まず、区長がいわゆる横浜方式での住基ネット参加を表明して以降、それまで行われていた区民周知がピタッとやんで区民の知らないうちにことがドンドン進んでいました。そんな状態での訴訟問題です。区民は何で訴訟を行うのか、この訴訟で区民は何を勝ち取ることができるのか、そもそも勝てるのか、全く理解が進んでいないのが現状です。訴訟費用も区民の税金で行われますから、当然区民周知が必要です。
急ぐ案件でもない
区民とのコンセンサスを得られない緊急の案件ももちろんありますが、今回ははっきりいってそう急ぐ案件ではありません。
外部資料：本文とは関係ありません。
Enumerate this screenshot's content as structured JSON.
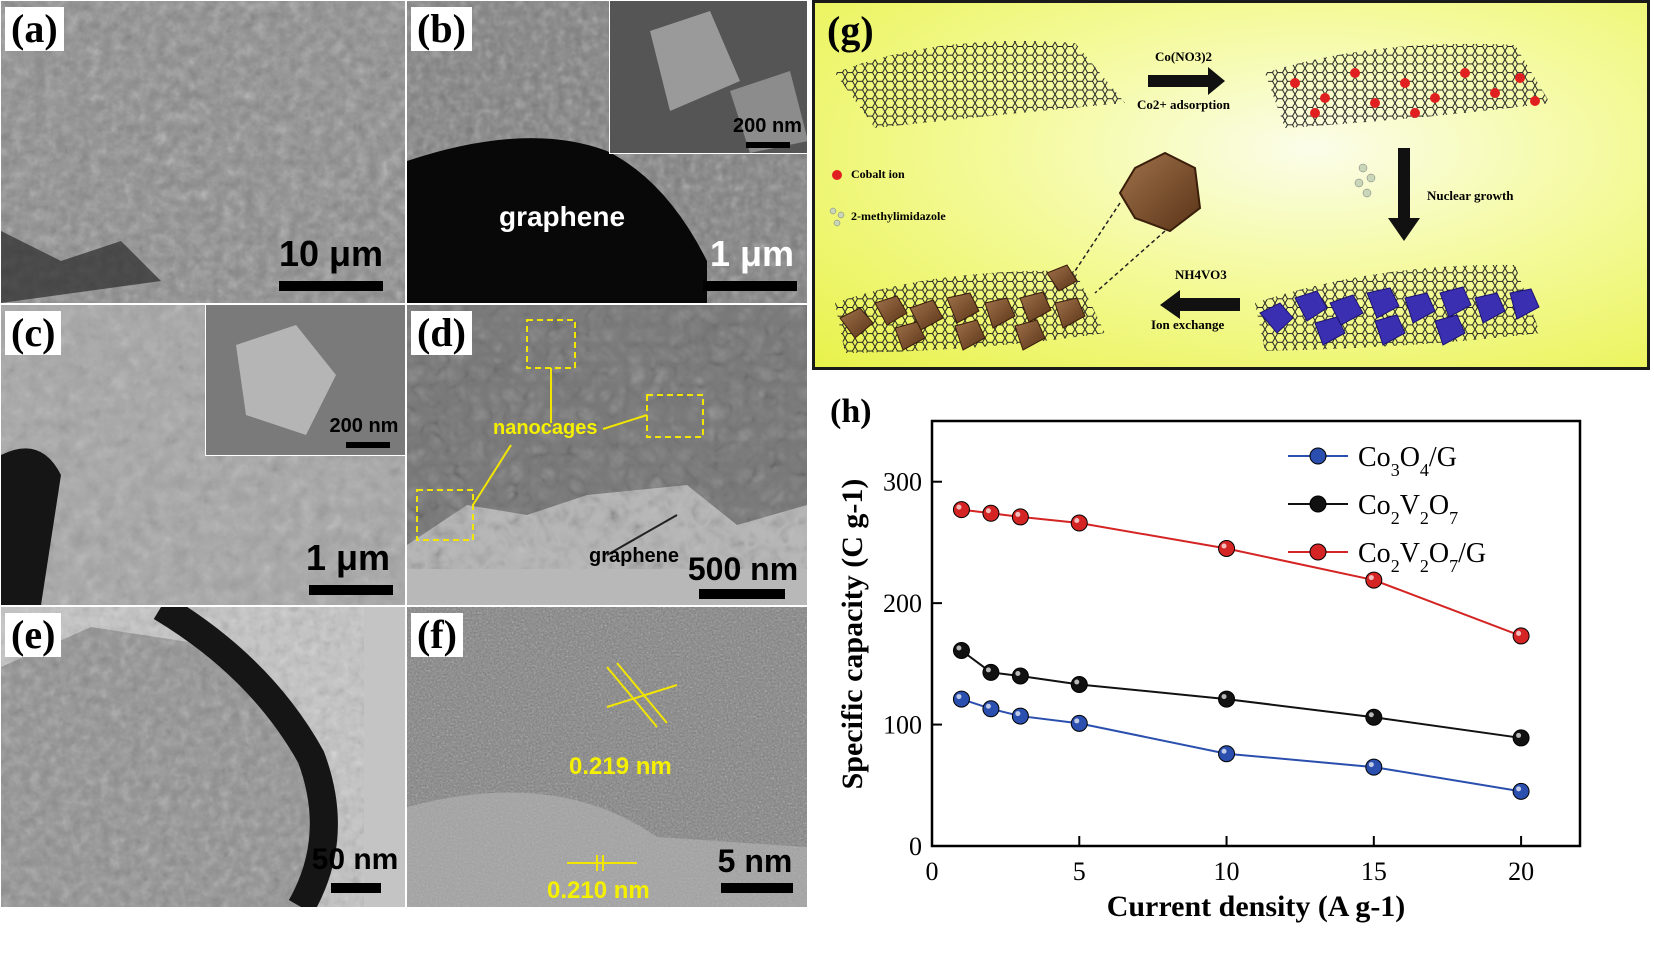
{
  "panels": {
    "a": {
      "label": "(a)",
      "scale": "10 μm"
    },
    "b": {
      "label": "(b)",
      "inset_scale": "200 nm",
      "annotation": "graphene",
      "scale": "1 μm"
    },
    "c": {
      "label": "(c)",
      "inset_scale": "200 nm",
      "scale": "1 μm"
    },
    "d": {
      "label": "(d)",
      "annotation_nanocages": "nanocages",
      "annotation_graphene": "graphene",
      "scale": "500 nm"
    },
    "e": {
      "label": "(e)",
      "scale": "50 nm"
    },
    "f": {
      "label": "(f)",
      "spacing1": "0.219 nm",
      "spacing2": "0.210 nm",
      "scale": "5 nm"
    }
  },
  "scheme": {
    "label": "(g)",
    "step1_reagent": "Co(NO3)2",
    "step1_desc": "Co2+ adsorption",
    "step2_desc": "Nuclear growth",
    "step3_reagent": "NH4VO3",
    "step3_desc": "Ion exchange",
    "legend_cobalt": "Cobalt ion",
    "legend_mim": "2-methylimidazole"
  },
  "chart_data": {
    "label": "(h)",
    "type": "line",
    "xlabel": "Current density (A g-1)",
    "ylabel": "Specific capacity (C g-1)",
    "xlim": [
      0,
      22
    ],
    "ylim": [
      0,
      350
    ],
    "xticks": [
      "0",
      "5",
      "10",
      "15",
      "20"
    ],
    "yticks": [
      "0",
      "100",
      "200",
      "300"
    ],
    "x": [
      1,
      2,
      3,
      5,
      10,
      15,
      20
    ],
    "legend_position": "top-right",
    "series": [
      {
        "name": "Co3O4/G",
        "color": "#2b4fae",
        "values": [
          121,
          113,
          107,
          101,
          76,
          65,
          45
        ]
      },
      {
        "name": "Co2V2O7",
        "color": "#111111",
        "values": [
          161,
          143,
          140,
          133,
          121,
          106,
          89
        ]
      },
      {
        "name": "Co2V2O7/G",
        "color": "#d42424",
        "values": [
          277,
          274,
          271,
          266,
          245,
          219,
          173
        ]
      }
    ]
  }
}
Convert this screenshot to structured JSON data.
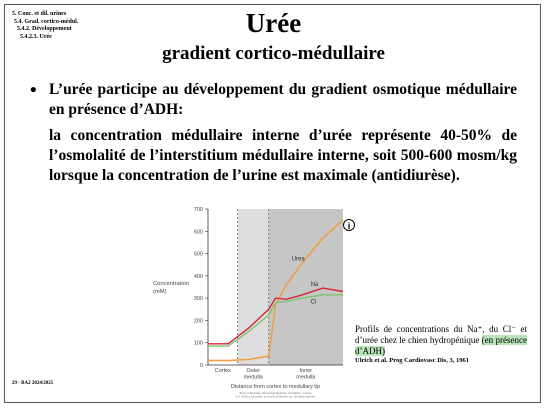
{
  "breadcrumb": [
    "5. Conc. et dil. urines",
    "5.4. Grad. cortico-médul.",
    "5.4.2. Développement",
    "5.4.2.3. Urée"
  ],
  "title": "Urée",
  "subtitle": "gradient cortico-médullaire",
  "bullet": "•",
  "paragraph1": "L’urée participe au développement du gradient osmotique médullaire en présence d’ADH:",
  "paragraph2": "la concentration médullaire interne d’urée représente 40-50% de l’osmolalité de l’interstitium médullaire interne, soit 500-600 mosm/kg lorsque la concentration de l’urine est maximale (antidiurèse).",
  "info_icon": "i",
  "caption": {
    "text": "Profils de concentrations du Na⁺, du Cl⁻ et d’urée chez le chien hydropénique",
    "highlight": "(en présence d’ADH)",
    "highlight_color": "#b9e3b9",
    "reference": "Ulrich et al. Prog Cardiovasc Dis, 3, 1961"
  },
  "footer": "29 - BA2 2024/2025",
  "chart_data": {
    "type": "line",
    "ylabel": "Concentration (mM)",
    "xlabel": "Distance from cortex to medullary tip",
    "ylim": [
      0,
      700
    ],
    "yticks": [
      0,
      100,
      200,
      300,
      400,
      500,
      600,
      700
    ],
    "regions": [
      "Cortex",
      "Outer medulla",
      "Inner medulla"
    ],
    "region_colors": [
      "#ffffff",
      "#dedede",
      "#c6c6c6"
    ],
    "x": [
      0,
      0.15,
      0.3,
      0.45,
      0.5,
      0.58,
      0.7,
      0.85,
      1.0
    ],
    "series": [
      {
        "name": "Urea",
        "color": "#f29a35",
        "values": [
          20,
          20,
          25,
          40,
          270,
          360,
          460,
          570,
          650
        ]
      },
      {
        "name": "Na",
        "color": "#d4243c",
        "values": [
          95,
          95,
          165,
          250,
          300,
          295,
          315,
          345,
          330
        ]
      },
      {
        "name": "Cl",
        "color": "#7cc66c",
        "values": [
          85,
          85,
          150,
          225,
          280,
          285,
          300,
          315,
          315
        ]
      }
    ],
    "copyright": "Boron & Boulpaep: Physiologie Médicale, 2nd Edition. Copyright © 2009 by Saunders, an imprint of Elsevier, Inc. All rights reserved."
  }
}
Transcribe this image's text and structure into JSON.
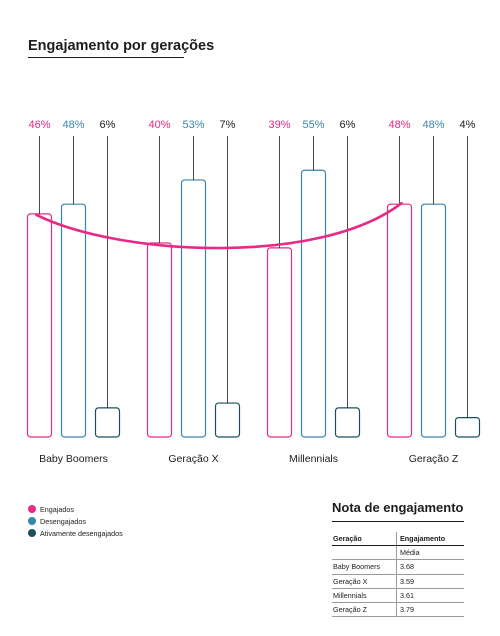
{
  "chart_data": {
    "type": "bar",
    "title": "Engajamento por gerações",
    "categories": [
      "Baby Boomers",
      "Geração X",
      "Millennials",
      "Geração Z"
    ],
    "ylim": [
      0,
      60
    ],
    "series": [
      {
        "name": "Engajados",
        "values": [
          46,
          40,
          39,
          48
        ],
        "labels": [
          "46%",
          "40%",
          "39%",
          "48%"
        ],
        "color": "#e62a85"
      },
      {
        "name": "Desengajados",
        "values": [
          48,
          53,
          55,
          48
        ],
        "labels": [
          "48%",
          "53%",
          "55%",
          "48%"
        ],
        "color": "#3a86a8"
      },
      {
        "name": "Ativamente desengajados",
        "values": [
          6,
          7,
          6,
          4
        ],
        "labels": [
          "6%",
          "7%",
          "6%",
          "4%"
        ],
        "color": "#1d4d5e"
      }
    ],
    "legend": "bottom-left",
    "grid": false
  },
  "note": {
    "title": "Nota de engajamento",
    "headers": [
      "Geração",
      "Engajamento"
    ],
    "subheader": "Média",
    "rows": [
      [
        "Baby Boomers",
        "3.68"
      ],
      [
        "Geração X",
        "3.59"
      ],
      [
        "Millennials",
        "3.61"
      ],
      [
        "Geração Z",
        "3.79"
      ]
    ]
  }
}
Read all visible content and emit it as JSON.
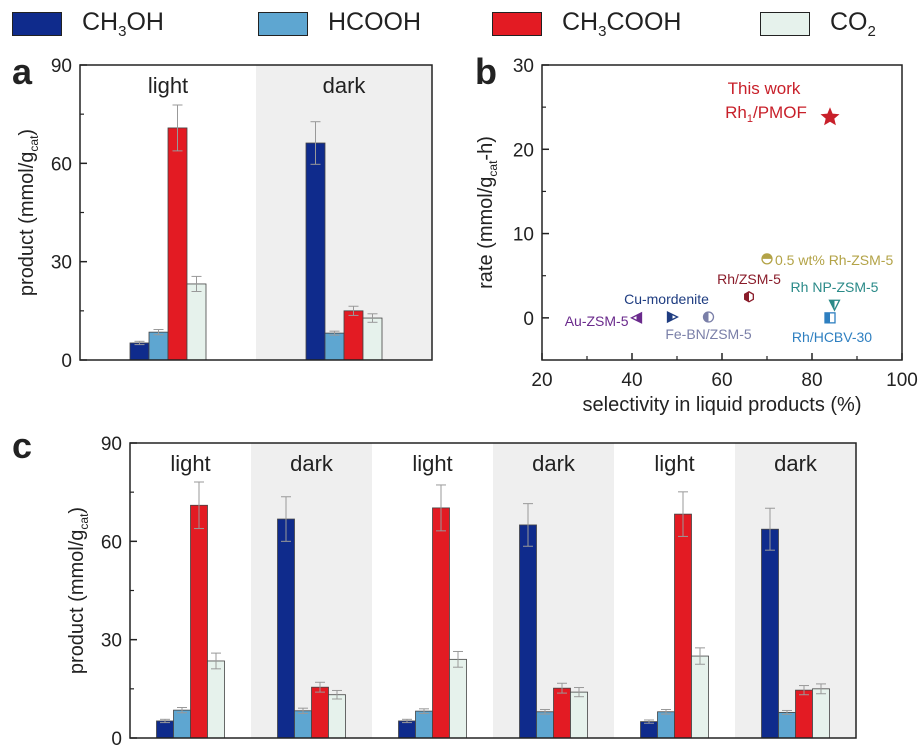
{
  "legend": [
    {
      "label": "CH3OH",
      "base": "CH",
      "sub": "3",
      "tail": "OH",
      "color": "#0f2b8c",
      "fill": "#0f2b8c"
    },
    {
      "label": "HCOOH",
      "base": "HCOOH",
      "sub": "",
      "tail": "",
      "color": "#5ea6d1",
      "fill": "#5ea6d1"
    },
    {
      "label": "CH3COOH",
      "base": "CH",
      "sub": "3",
      "tail": "COOH",
      "color": "#e31b23",
      "fill": "#e31b23"
    },
    {
      "label": "CO2",
      "base": "CO",
      "sub": "2",
      "tail": "",
      "color": "#e6f2ec",
      "fill": "#e6f2ec"
    }
  ],
  "chart_data": [
    {
      "panel": "a",
      "type": "bar",
      "ylabel": "product (mmol/g",
      "ylabel_sub": "cat",
      "ylabel_tail": ")",
      "ylim": [
        0,
        90
      ],
      "yticks": [
        0,
        30,
        60,
        90
      ],
      "groups": [
        {
          "label": "light",
          "shaded": false
        },
        {
          "label": "dark",
          "shaded": true
        }
      ],
      "series": [
        {
          "name": "CH3OH",
          "values": [
            5.2,
            66.2
          ],
          "errors": [
            0.5,
            6.5
          ]
        },
        {
          "name": "HCOOH",
          "values": [
            8.5,
            8.2
          ],
          "errors": [
            0.8,
            0.6
          ]
        },
        {
          "name": "CH3COOH",
          "values": [
            70.8,
            15.0
          ],
          "errors": [
            7.0,
            1.4
          ]
        },
        {
          "name": "CO2",
          "values": [
            23.2,
            12.8
          ],
          "errors": [
            2.3,
            1.3
          ]
        }
      ]
    },
    {
      "panel": "b",
      "type": "scatter",
      "xlabel": "selectivity in liquid products (%)",
      "ylabel": "rate (mmol/g",
      "ylabel_sub": "cat",
      "ylabel_tail": "-h)",
      "xlim": [
        20,
        100
      ],
      "ylim": [
        -5,
        30
      ],
      "xticks": [
        20,
        40,
        60,
        80,
        100
      ],
      "yticks": [
        0,
        10,
        20,
        30
      ],
      "points": [
        {
          "name": "This work Rh1/PMOF",
          "x": 84,
          "y": 23.8,
          "marker": "star",
          "color": "#c8202a"
        },
        {
          "name": "0.5 wt% Rh-ZSM-5",
          "x": 70,
          "y": 7.0,
          "marker": "half-top",
          "color": "#b3a347"
        },
        {
          "name": "Rh/ZSM-5",
          "x": 66,
          "y": 2.5,
          "marker": "half-hex",
          "color": "#8a1c2a"
        },
        {
          "name": "Rh NP-ZSM-5",
          "x": 85,
          "y": 1.5,
          "marker": "half-tri-down",
          "color": "#2a8a88"
        },
        {
          "name": "Cu-mordenite",
          "x": 49,
          "y": 0.1,
          "marker": "half-tri-right",
          "color": "#1e3c80"
        },
        {
          "name": "Fe-BN/ZSM-5",
          "x": 57,
          "y": 0.1,
          "marker": "half-circle",
          "color": "#7a7fa8"
        },
        {
          "name": "Au-ZSM-5",
          "x": 41,
          "y": 0.0,
          "marker": "half-tri-left",
          "color": "#6a2a8c"
        },
        {
          "name": "Rh/HCBV-30",
          "x": 84,
          "y": 0.0,
          "marker": "half-square",
          "color": "#2e7fc0"
        }
      ],
      "annotation_lines": [
        "This work",
        "Rh",
        "1",
        "/PMOF"
      ]
    },
    {
      "panel": "c",
      "type": "bar",
      "ylabel": "product (mmol/g",
      "ylabel_sub": "cat",
      "ylabel_tail": ")",
      "ylim": [
        0,
        90
      ],
      "yticks": [
        0,
        30,
        60,
        90
      ],
      "groups": [
        {
          "label": "light",
          "shaded": false
        },
        {
          "label": "dark",
          "shaded": true
        },
        {
          "label": "light",
          "shaded": false
        },
        {
          "label": "dark",
          "shaded": true
        },
        {
          "label": "light",
          "shaded": false
        },
        {
          "label": "dark",
          "shaded": true
        }
      ],
      "series": [
        {
          "name": "CH3OH",
          "values": [
            5.2,
            66.8,
            5.2,
            65.0,
            5.0,
            63.7
          ],
          "errors": [
            0.5,
            6.8,
            0.5,
            6.5,
            0.5,
            6.4
          ]
        },
        {
          "name": "HCOOH",
          "values": [
            8.5,
            8.3,
            8.2,
            8.0,
            8.0,
            7.8
          ],
          "errors": [
            0.8,
            0.8,
            0.7,
            0.7,
            0.7,
            0.6
          ]
        },
        {
          "name": "CH3COOH",
          "values": [
            71.0,
            15.5,
            70.2,
            15.2,
            68.3,
            14.6
          ],
          "errors": [
            7.1,
            1.5,
            7.0,
            1.5,
            6.8,
            1.4
          ]
        },
        {
          "name": "CO2",
          "values": [
            23.5,
            13.2,
            24.0,
            14.0,
            25.0,
            15.0
          ],
          "errors": [
            2.4,
            1.3,
            2.4,
            1.4,
            2.5,
            1.5
          ]
        }
      ]
    }
  ],
  "panel_letters": {
    "a": "a",
    "b": "b",
    "c": "c"
  }
}
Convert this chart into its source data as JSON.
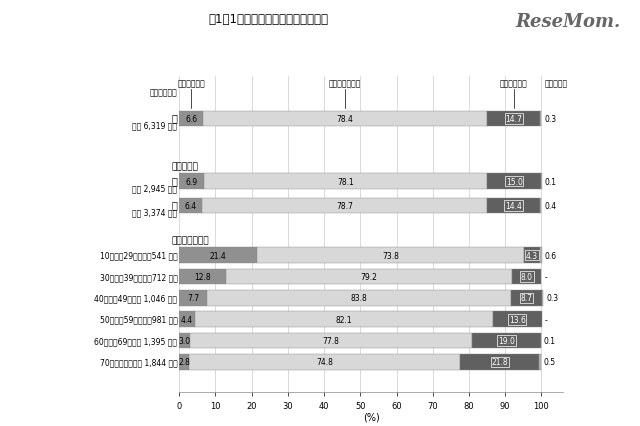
{
  "title": "図1－1　去年と比べた生活の向上感",
  "logo_text": "ReseMom.",
  "col_headers": [
    "向上している",
    "同じようなもの",
    "低下している",
    "わからない"
  ],
  "sample_header": "《該当者数》",
  "rows": [
    {
      "group": "total",
      "left1": "総",
      "left2": "数（ 6,319 人）",
      "values": [
        6.6,
        78.4,
        14.7,
        0.3
      ],
      "wakaran_show": "0.3"
    },
    {
      "group": "gender_header",
      "left1": "（　性　）",
      "left2": "",
      "values": null,
      "wakaran_show": ""
    },
    {
      "group": "gender",
      "left1": "男",
      "left2": "性（ 2,945 人）",
      "values": [
        6.9,
        78.1,
        15.0,
        0.1
      ],
      "wakaran_show": "0.1"
    },
    {
      "group": "gender",
      "left1": "女",
      "left2": "性（ 3,374 人）",
      "values": [
        6.4,
        78.7,
        14.4,
        0.4
      ],
      "wakaran_show": "0.4"
    },
    {
      "group": "age_header",
      "left1": "（　年　齢　）",
      "left2": "",
      "values": null,
      "wakaran_show": ""
    },
    {
      "group": "age",
      "left1": "10　～　29　歳（　541 人）",
      "left2": "",
      "values": [
        21.4,
        73.8,
        4.3,
        0.6
      ],
      "wakaran_show": "0.6"
    },
    {
      "group": "age",
      "left1": "30　～　39　歳（　712 人）",
      "left2": "",
      "values": [
        12.8,
        79.2,
        8.0,
        0.0
      ],
      "wakaran_show": "-"
    },
    {
      "group": "age",
      "left1": "40　～　49　歳（ 1,046 人）",
      "left2": "",
      "values": [
        7.7,
        83.8,
        8.7,
        0.3
      ],
      "wakaran_show": "0.3"
    },
    {
      "group": "age",
      "left1": "50　～　59　歳（　981 人）",
      "left2": "",
      "values": [
        4.4,
        82.1,
        13.6,
        0.0
      ],
      "wakaran_show": "-"
    },
    {
      "group": "age",
      "left1": "60　～　69　歳（ 1,395 人）",
      "left2": "",
      "values": [
        3.0,
        77.8,
        19.0,
        0.1
      ],
      "wakaran_show": "0.1"
    },
    {
      "group": "age",
      "left1": "70　歳　以　上（ 1,844 人）",
      "left2": "",
      "values": [
        2.8,
        74.8,
        21.8,
        0.5
      ],
      "wakaran_show": "0.5"
    }
  ],
  "colors": [
    "#909090",
    "#d8d8d8",
    "#606060",
    "#b8b8b8"
  ],
  "bar_edgecolor": "#888888",
  "bar_height": 0.55,
  "xlim": [
    0,
    100
  ],
  "xticks": [
    0,
    10,
    20,
    30,
    40,
    50,
    60,
    70,
    80,
    90,
    100
  ],
  "xlabel": "(%)"
}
そのことは不参加状態の現在でも区と参加希望する個人や国の間に混乱がないことからわかります。
ところが逆に、仮に負けた場合には区の立場が大きく変化する可能性があります。今でこそ国からも参加希望の個人からも何も言われていない状態ですが、敗訴すればこうしたある意味落ち着いた状態を保つことができなくなるのではないでしょうか。今後の経過を左右しかねない案件を区民とのコンセンサスもないままに進めるのは承認できませんでした。
そもそも住基ネットの本質をなんら問うものでない
こうしたリスクがあるにもかかわらず、それをおしてでも訴訟するほどの意味を持っていないのが今回の議案です。私の「住基ネットの危険性を問うような訴訟となるのか、そうした議論をする姿勢を区はもっているのか」という質問に区は「全員参加が前提の訴訟」で住基ネット自体の存在価値や安全性に疑問を投げかける訴訟にはならない旨の答弁でした。訴訟について、“全員参加が前提でそれまでの当面の措置”と表現するなど、住基ネットを総背番号制とまでいって批判してきた今までの区長の姿勢と比べると非常に弱腰になっているのがわかります。これでどうして「国と対決する」ことができるでしょうか。
裁判するのが自治体の自立をあらわす?
また、裁判をすること自体が自立した自治体の証となる旨の発言が区側や賛成派委員からも出されましたが、これは自治・自立の本質と全くずれており、訴訟の意義を形成するにはほど遠い論点と考えます。もちろんこの論点での訴訟に区民とのコンセンサスは得られていません。以上の理由から日本共産党は反対の意見を述べました。公明党はもちろん住基ネット賛成派ですが、この“区民とのコンセンサス不足”という論調にほぼ同調し反対意見を述べていました。
公明党が継続動議のあと退席しなければ、自民党議員の委員長責任による住基ネット訴訟議案採択という異常事態をみることになったのですが…。極めて公明党の退席が悔やまれます。